1956. L’expulsion de la communauté juive d’Égypte
Alexandre De Aranjo, « 1956. L’expulsion de la communauté juive d’Égypte », Tsafon, 71 | 2016, 69 – 83.
https://journals.openedition.org/tsafon/6060
Paragraphes 20 à 24 (extraits)
20. Le 23 novembre, Nasser déclara les juifs « ennemis d’État » et ordonna leur expulsion, de même que celle des ressortissants français et britanniques. L’effet de ce décret créa un nombre conséquent d’apatrides : le Congrès juif mondial estima que sur les 40 000 juifs égyptiens de l’époque, 25 000 devinrent apatrides et sujets à l’expulsion31.
31 MAE, Levant 1944-1965, Égypte 1953-1959, 483, Rapport du Congrès Juif Mondial, 26 novembre 1956.
21. Les expulsions étaient contrôlées et encadrées par le gouvernement égyptien qui les considérait comme « expulsions volontaires ». En général, des agents de police venaient au domicile ou sur le lieu de travail des personnes à expulser. On leur demandait alors de quitter le pays sous deux à sept jours. Les avoirs des ressortissants français étaient gelés et obligatoirement cédés au gouvernement une fois leurs propriétaires partis. Ceux-ci se retrouvaient donc dans un état de dénuement quasi total, car ils étaient autorisés à quitter le pays avec seulement une valise de vingt kilos et vingt livres égyptiennes pour toute somme d’argent. Sur le laissez-passer les mots « aller définitif sans retour » étaient inscrits, ne laissant aucune ambiguïté quant à la nature du départ (32).
32 Michael M. Laskier, « Egyptian Jewry Under the Nasser Regime 1956-1970 », op. cit., p. 581.

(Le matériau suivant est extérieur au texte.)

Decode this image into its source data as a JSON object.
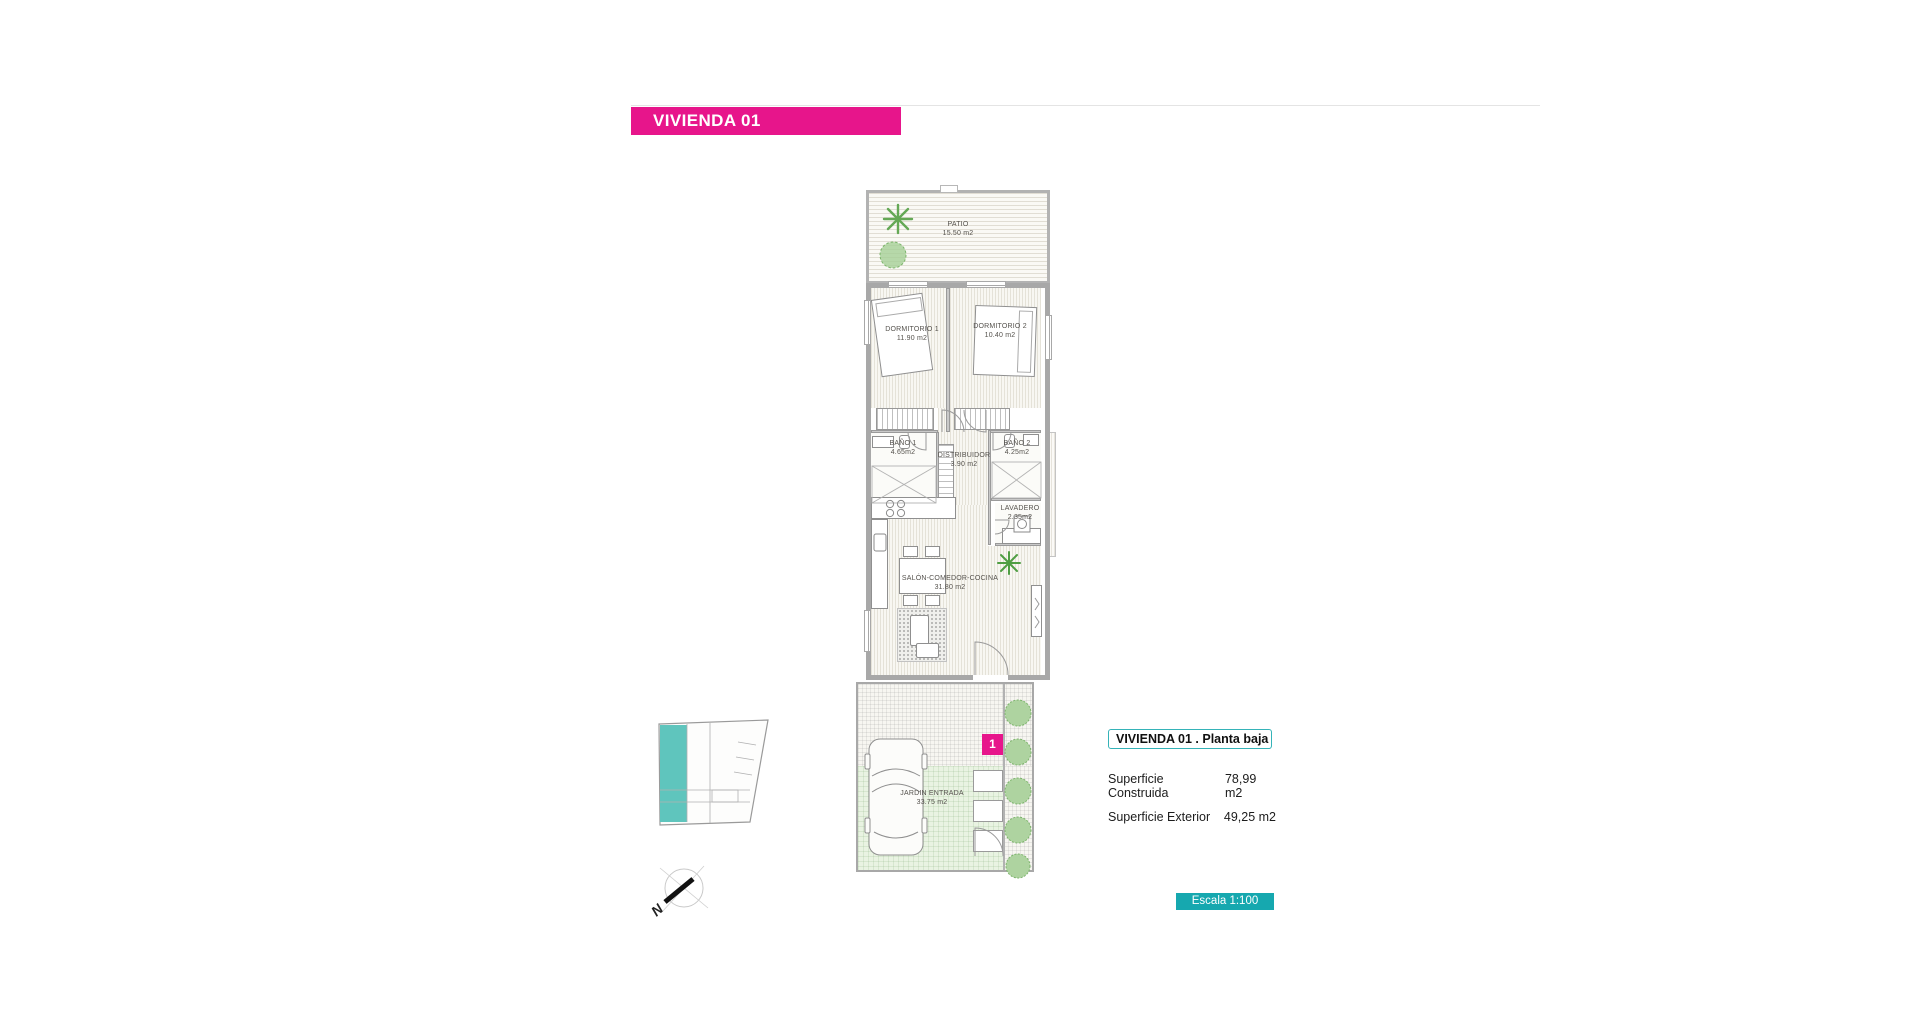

22. Si le gouvernement égyptien qualifiait ce procédé « d’expulsions volontaires », les soi-disant candidats à l’expulsion étaient menacés de peine de prison arbitraire s’ils ne quittaient pas le pays dans le délai signifié. Ces menaces étaient prises d’autant plus au sérieux que 900 juifs avaient déjà été arrêtés début décembre 1956 (33). (…) Uniquement pour la ville du Caire, le ministère des Affaires étrangères estimait que plus de 9 000 Français et personnes protégées par la France, dont 5 000 juifs, étaient potentiellement visés par les expulsions (35).
- 33 Michael M. Laskier, ibid., p. 579.
- 35 MAE, Nations Unies et Organisations Internationales, 1944-1973, 205, Note du Département Politique, , 26 novembre 1956.
23. L’impact sur la communauté juive fut important. Entre novembre 1956 et mars 1957, période où les expulsions et départs furent les plus nombreux, des milliers de juifs apatrides, égyptiens, français ou encore britanniques furent emprisonnés ou assignés à résidence. (…)
24. Les personnes assignées à résidence pouvaient sortir deux heures par jour, mais à des horaires variables en fonction du bon vouloir de la personne chargée de leur surveillance
37 MAE, Nations Unies et Organisations Internationales, 1944-1973, 205, Note du Département Politique, 26 novembre 1956.
Paragraphe 32
La cadence des arrivées en France fut soutenue, entre novembre et décembre 1956. En date du 10 décembre 1956, 3 670 Français avaient quitté l’Égypte, dont 2 000 avaient rejoint Paris par avion et 300 avaient débarqué à Marseille. Environ 60 à 80 personnes atterrissaient à Paris chaque jour (50). Le 22 janvier suivant, les autorités avaient recensé 3 000 juifs d’Égypte à Marseille, arrivés par treize bateaux différents (51). Les réfugiés qui n’avaient pas de famille en France étaient alors pris en charge par la Croix-Rouge. Après avoir été enregistrés, ils étaient dirigés vers des salles de sport aménagées ou des hôtels réquisitionnés pour l’occasion ou encore envoyés à Paris, Arles ou Vichy.
(50) MAE, Nations Unies et Organisations internationales, 1944-1973, 251, Ministère des Affaires étrangères à la Délégation française de New York, 15 décembre 1956.
51 Centre des Archives contemporaines CAC, 1981 0201, art. 2, Arrivée en Europe des juifs d’Égypte, n.d.